Comble de malchance, l’immense peuplier deltoïde d’une trentaine de mètres, qu’on pensait épargné, devra être abattu dans les prochaines semaines. Autre séquelle, à long terme, du verglas? «Je ne peux pas en être absolument certaine, confie la jeune femme, car l’arbre était déjà creux en son centre.»
Comment s’était-il comporté durant le verglas? «Il avait effectivement perdu d’assez grosses branches, mais pas au point de nous amener à le couper. Visuellement, il était assez bien et continuait, année après année, à produire des feuilles. Mais malgré tout, du fait d’un certain déséquilibre dans sa couronne, on avait fait un gros travail d’émondage il y a trois ans (qui avait diminué de 10 mètres environ sa hauteur), car notre voisin immédiat craignait qu’il ne s’effondre sur son garage, si un nouveau verglas survenait.»
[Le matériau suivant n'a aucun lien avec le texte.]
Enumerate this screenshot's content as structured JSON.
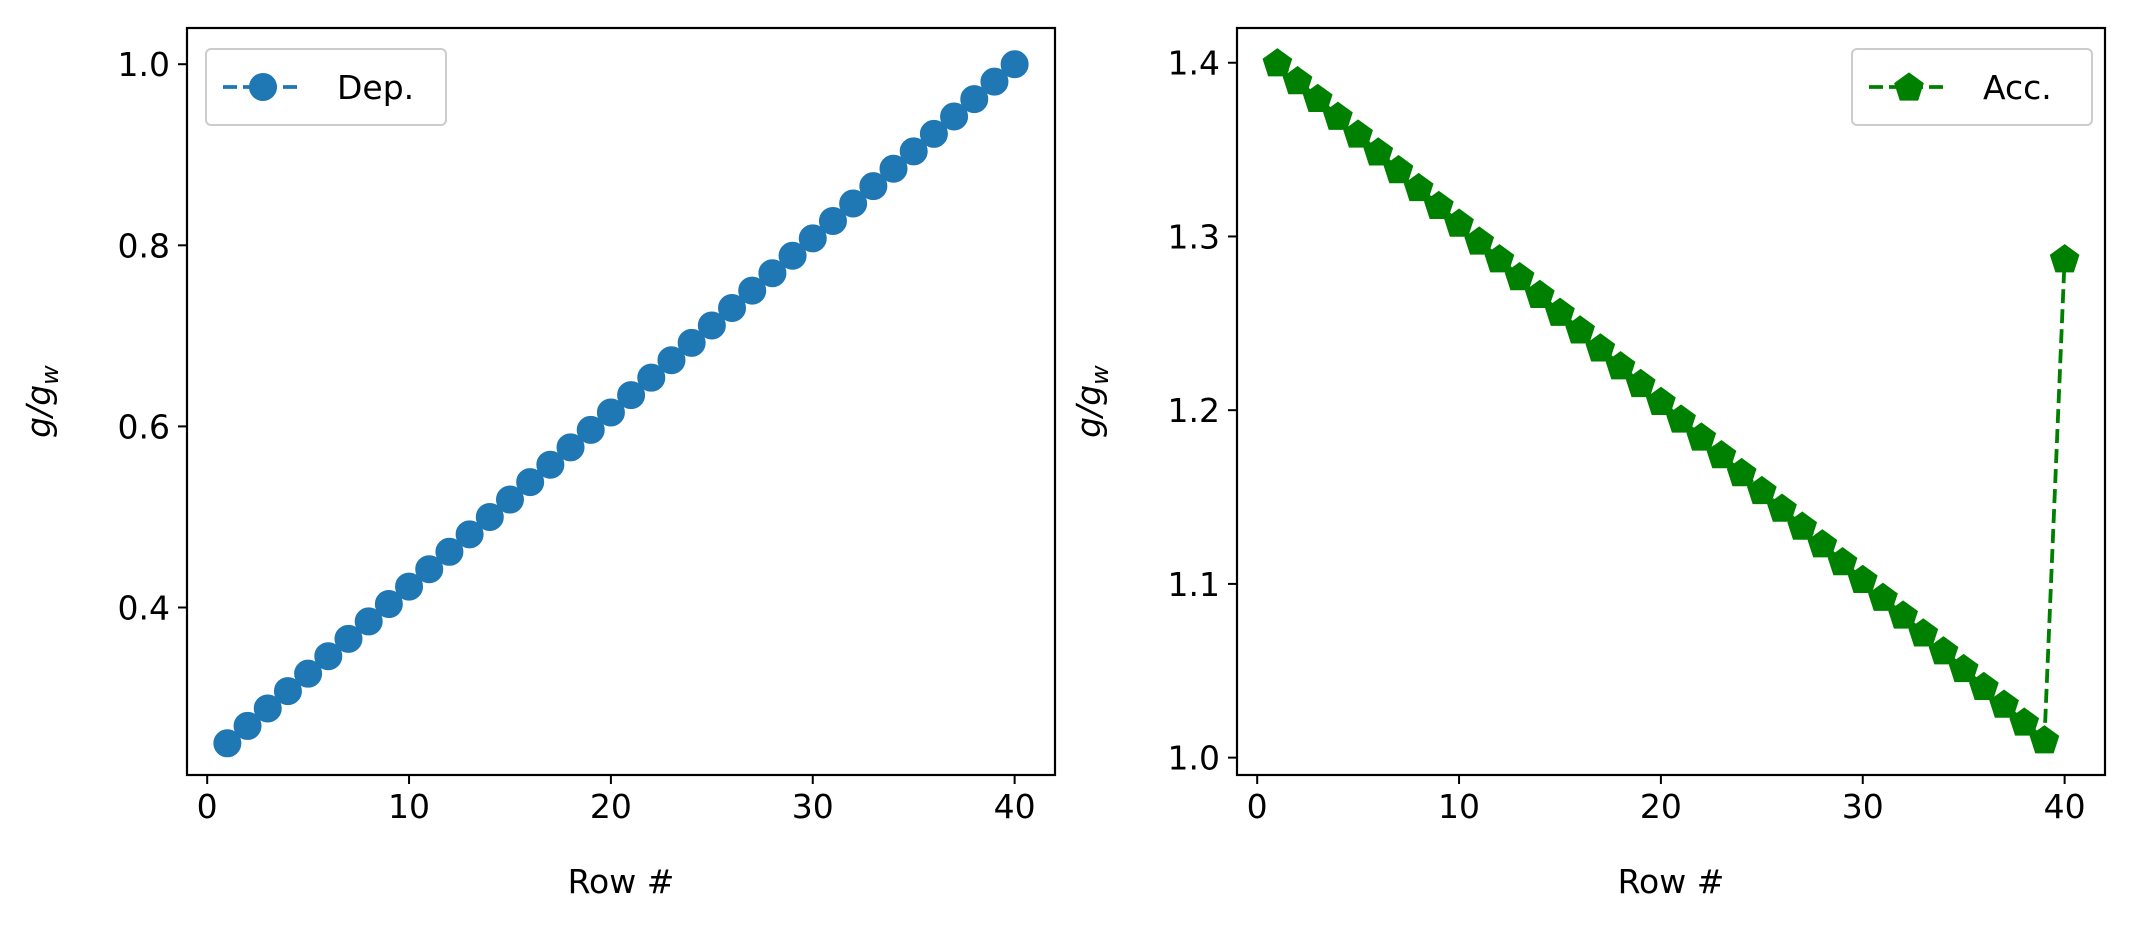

Il y a deux ans, sa santé a soudainement périclité. «Il a commencé à perdre son écorce et le phénomène ne s’est jamais résorbé: l’arbre est donc en train de s’éteindre. Il sera mis à terre avant la fin de l’hiver.» Peut-on parler ici d’un exemple de choc post-traumatique «végétal»?
«Dans certains cas oui, mais pas dans le cas des peupliers deltoïdes, c’est certain, dit Bruno Boulet, pathologiste forestier au ministère des Ressources naturelles à Québec. D’abord parce que ces arbres sont très sensibles à la carie des racines, et la description que sa propriétaire en fait se rapproche de ça. Ensuite, il faut savoir que chaque arbre a une durée de vie limitée; pour les peupliers deltoïdes, c’est entre 30 et 110 ans, dépendant des conditions du sol, etc. Il est fort probable que l’arbre avait atteint la fin de sa vie.»
«N’empêche que je vois encore plein d’effets du verglas, quand je marche dans les forêts des alentours, confie l’horticultrice dont l’œil est rompu à ce genre de choses. Les arbres en général sont moins beaux, il y a une esthétique de la forêt qui a été emportée dans la tempête, et qui n’est pas encore revenue. Qu’importe: je n’ai pas cessé, depuis 10 ans, de replanter arbre après arbre …» Pour la suite du monde, aurait dit Pierre Perrault.